La recensione

"Saltburn" è bello senz’anima, come i suoi protagonisti

Sequenze esteticamente sopraffine e provocatorie, ma si sacrifica tutto per un colpo di scena (che traballa)

"Saltburn" è bello senz’anima, come i suoi protagonisti
Pubblicato:

Di Fabio Busi

Si susseguono immagini molto belle e curate esteticamente, studiate, rigorose nelle inquadrature. Intanto il tempo passa, e non è ben chiaro dove “Saltburn” (di Emerald Fennell) voglia andare a parare. Questo perché il soggetto costruisce quadri retorici, situazioni glamour e provocatorie, trasgressive, ma poco si sofferma sull'approfondimento psicologico dei personaggi. Sui loro obiettivi, sui sentimenti che muovono le loro azioni.

Potrebbe essere voluto, per infondere un'ambiguità di fondo alle vicende. Il problema è che per mantenere questa doppiezza l'autrice si trova impossibilitata a erigere qualcosa di concreto, che vada oltre le belle immagini e gli scambi di battute ad effetto. Ne risulta quindi una confezione accattivante, ma che non stimola granché l'intelletto, costringendo lo spettatore a ricercare un senso mettendo insieme suggestioni minime, mezze frasi, immagini conturbanti (il seme, il mestruo), giustapposte tuttavia senza costrutto. Di fatto, tanti riempitivi in attesa di scoprire la verità.

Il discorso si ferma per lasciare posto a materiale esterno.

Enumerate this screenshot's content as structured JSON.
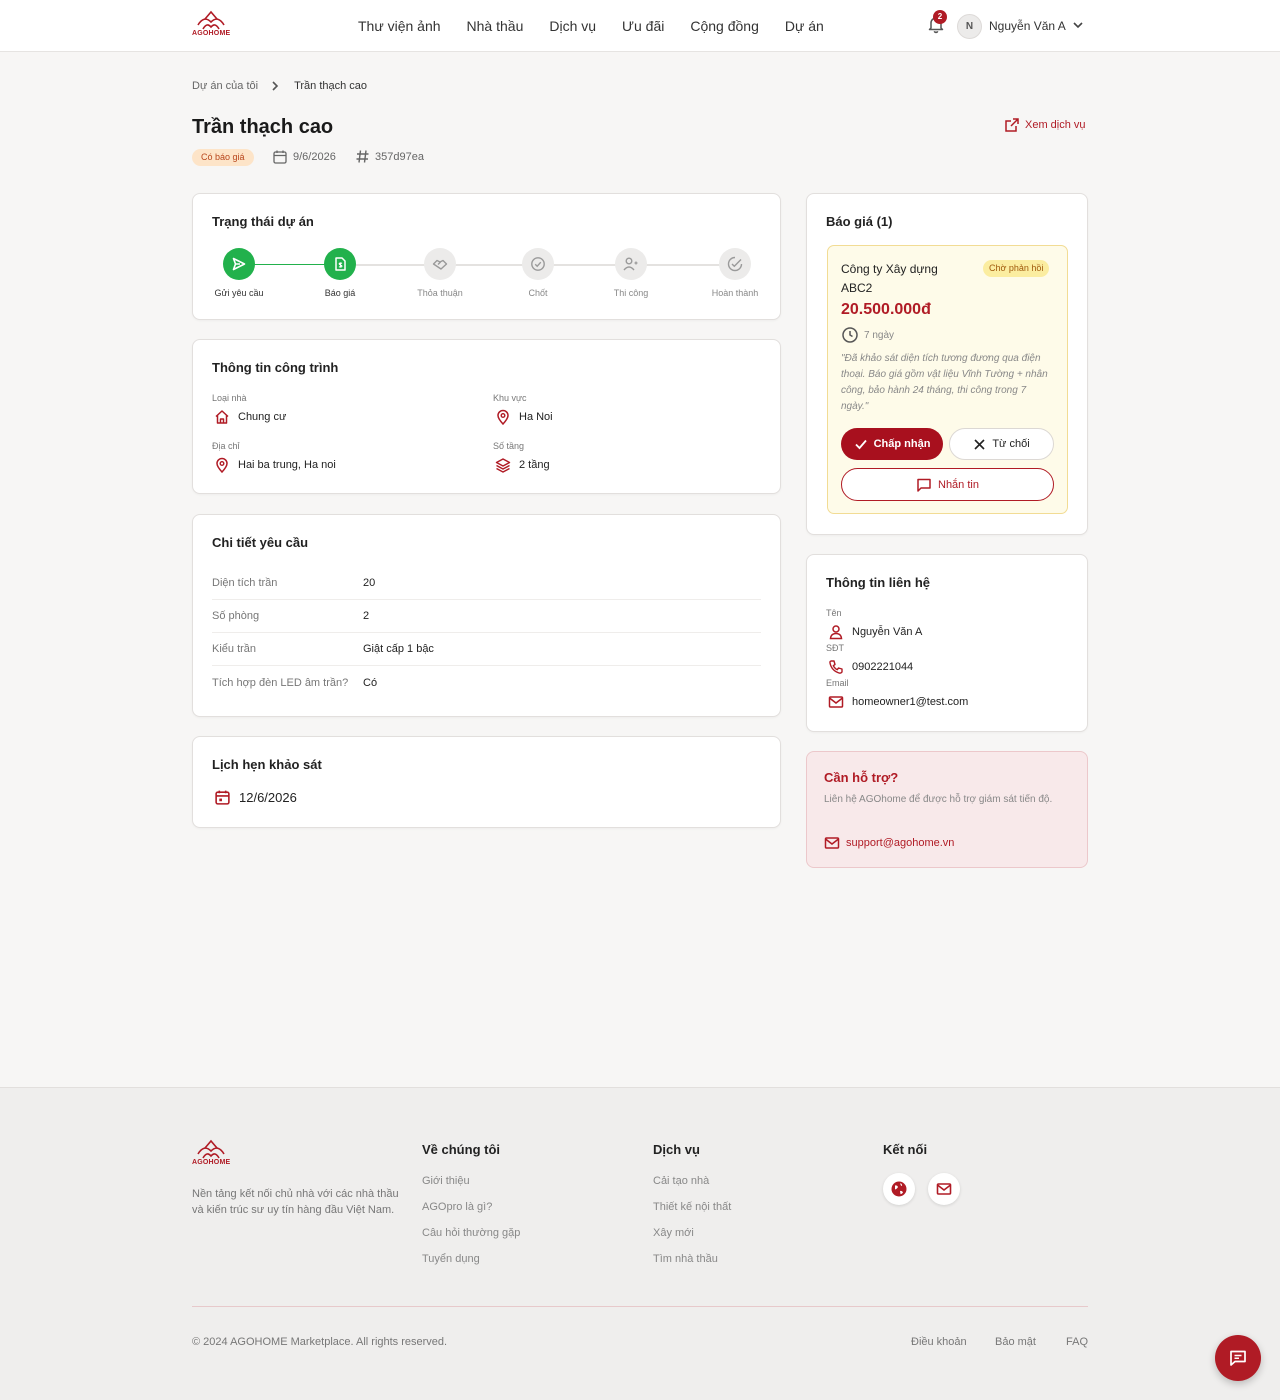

Un film bello (esteriormente), ma senz'anima, che sacrifica quasi tutto per piazzare un colpo di scena traballante. Senza fare rivelazioni, è indubbio che quanto accade nel finale abbia una credibilità limitata, proprio in termini di verosimiglianza.

Ciò che resta di buono è lo scenario, una società impossibile, già morta, che si trascina in una vita rituale e opulenta, affondando le proprie fauci negli esseri umani che accettano di sottoporsi al rito vampiresco pur di godere almeno un poco di tutto quel ben di dio. Una vita rigorosa nelle forme e nei costumi, in cui domina il pettegolezzo caustico, la doppiezza, l'aridità. Nessuno si salva, perché la ricchezza corrompe chi la possiede e anche chi la desidera.

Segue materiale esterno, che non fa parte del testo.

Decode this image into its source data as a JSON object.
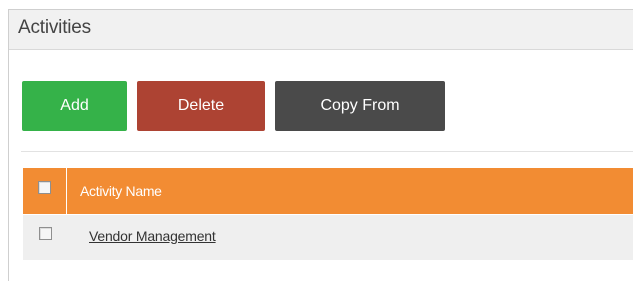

Immagini memorabili (la vasca della sorella...), inquadrature intelligenti (la camera fissa nel mostrare l'atto di “necrofilia” è da grande regista), un protagonista antipatico quanto basta (Barry Keoghan), ma la sceneggiatura resta troppo vuota, superficiale, poco credibile. Fennell lasci da parte i colpi di scena, perché il talento per fare di meglio c'è, senza ombra di dubbio.